Nun begann sicherlich das Zittern. Doch die Schweden fanden gegen die sehr gut organisierten Schweizer kein Mittel. Auch als sie den Torhüter zwei Minuten vor Schluss durch einen sechsten Feldspieler ersetzt hatten, kamen sie zwar noch zu einigen gefährlichen Abschlüssen, aber Hollenstein liess an diesem Abend keinen Treffer zu. Leuenberger hatte bei einem Konter sogar noch das 3:0 auf dem Stock.
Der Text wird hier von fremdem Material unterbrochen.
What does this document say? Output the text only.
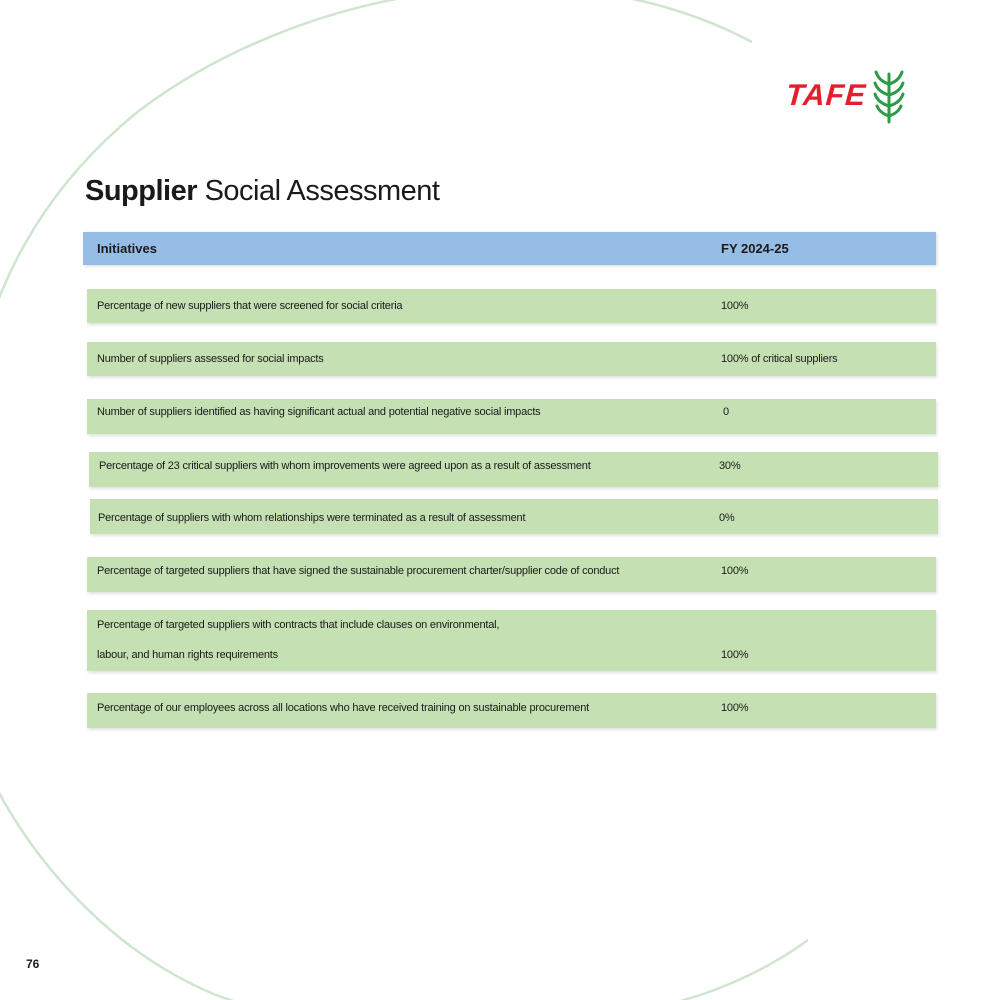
TAFE
Supplier Social Assessment
Initiatives	FY 2024-25
Percentage of new suppliers that were screened for social criteria	100%
Number of suppliers assessed for social impacts	100% of critical suppliers
Number of suppliers identified as having significant actual and potential negative social impacts	0
Percentage of 23 critical suppliers with whom improvements were agreed upon as a result of assessment	30%
Percentage of suppliers with whom relationships were terminated as a result of assessment	0%
Percentage of targeted suppliers that have signed the sustainable procurement charter/supplier code of conduct	100%
Percentage of targeted suppliers with contracts that include clauses on environmental,
labour, and human rights requirements	100%
Percentage of our employees across all locations who have received training on sustainable procurement	100%
76
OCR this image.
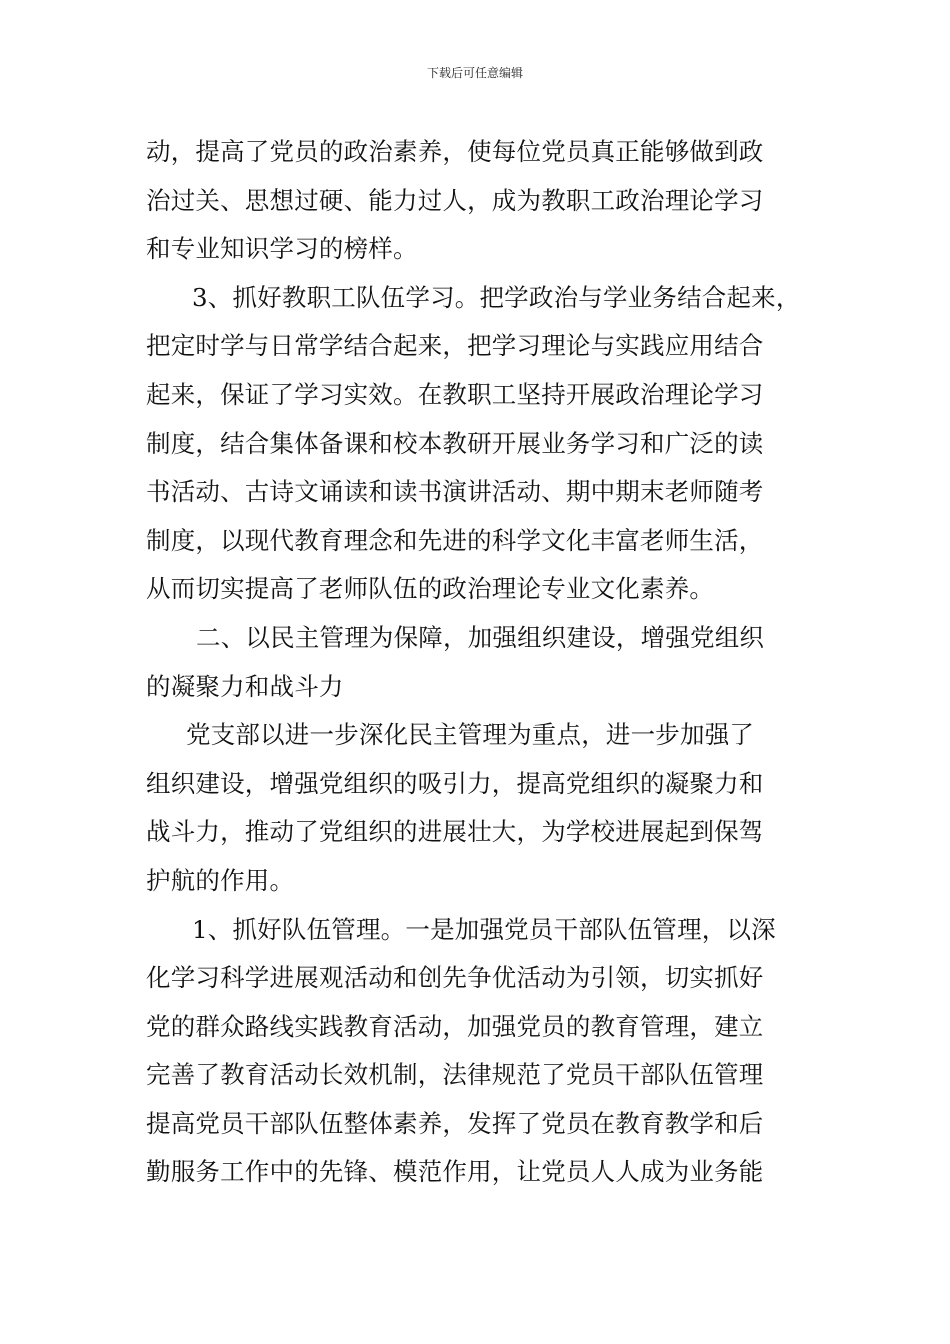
下载后可任意编辑
动，提高了党员的政治素养，使每位党员真正能够做到政
治过关、思想过硬、能力过人，成为教职工政治理论学习
和专业知识学习的榜样。
3、抓好教职工队伍学习。把学政治与学业务结合起来，
把定时学与日常学结合起来，把学习理论与实践应用结合
起来，保证了学习实效。在教职工坚持开展政治理论学习
制度，结合集体备课和校本教研开展业务学习和广泛的读
书活动、古诗文诵读和读书演讲活动、期中期末老师随考
制度，以现代教育理念和先进的科学文化丰富老师生活，
从而切实提高了老师队伍的政治理论专业文化素养。
二、以民主管理为保障，加强组织建设，增强党组织
的凝聚力和战斗力
党支部以进一步深化民主管理为重点，进一步加强了
组织建设，增强党组织的吸引力，提高党组织的凝聚力和
战斗力，推动了党组织的进展壮大，为学校进展起到保驾
护航的作用。
1、抓好队伍管理。一是加强党员干部队伍管理，以深
化学习科学进展观活动和创先争优活动为引领，切实抓好
党的群众路线实践教育活动，加强党员的教育管理，建立
完善了教育活动长效机制，法律规范了党员干部队伍管理
提高党员干部队伍整体素养，发挥了党员在教育教学和后
勤服务工作中的先锋、模范作用，让党员人人成为业务能
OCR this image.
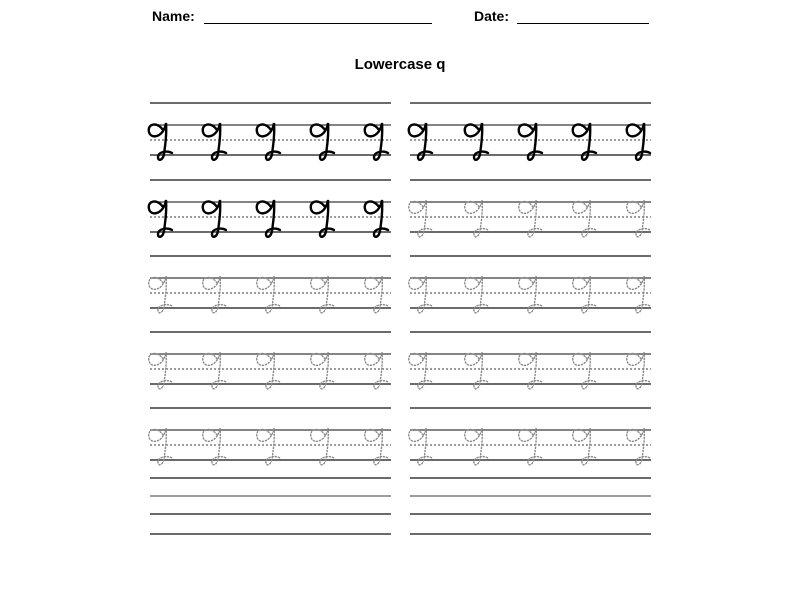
Name:	Date:
Lowercase q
Er getraute sich allerdings nicht zu schiessen und so blieb es beim 2:0.

Hervorragende Leistung aller Schweizer Beteiligten

Die Schweiz wirft sensationell den Gruppensieger der Gruppe B aus dem Turnier und gewinnt hochverdient mit 2:0. Einige Namen herauszupicken wäre dem Team nicht würdig. Die Mannschaft ist in den letzten Spielen hervorragend zusammengewachsen und wurde ausgezeichnet eingestellt. Von einem sicheren Torwart, über eine solide Verteidigung bis hin zu einem gefährlichen Angriff stimmt alles zusammen. 

Nun wartet das Halbfinale auf die Schweiz. Dort trifft man auf Kanada, Zweiter der Schweizer Gruppe, oder Finnland. Die Anspielzeit ist noch nicht bekannt. Egal, wer es wird, diese Schweizer Mannschaft kann jeden schlagen, auch das hochfavorisierte Kanada!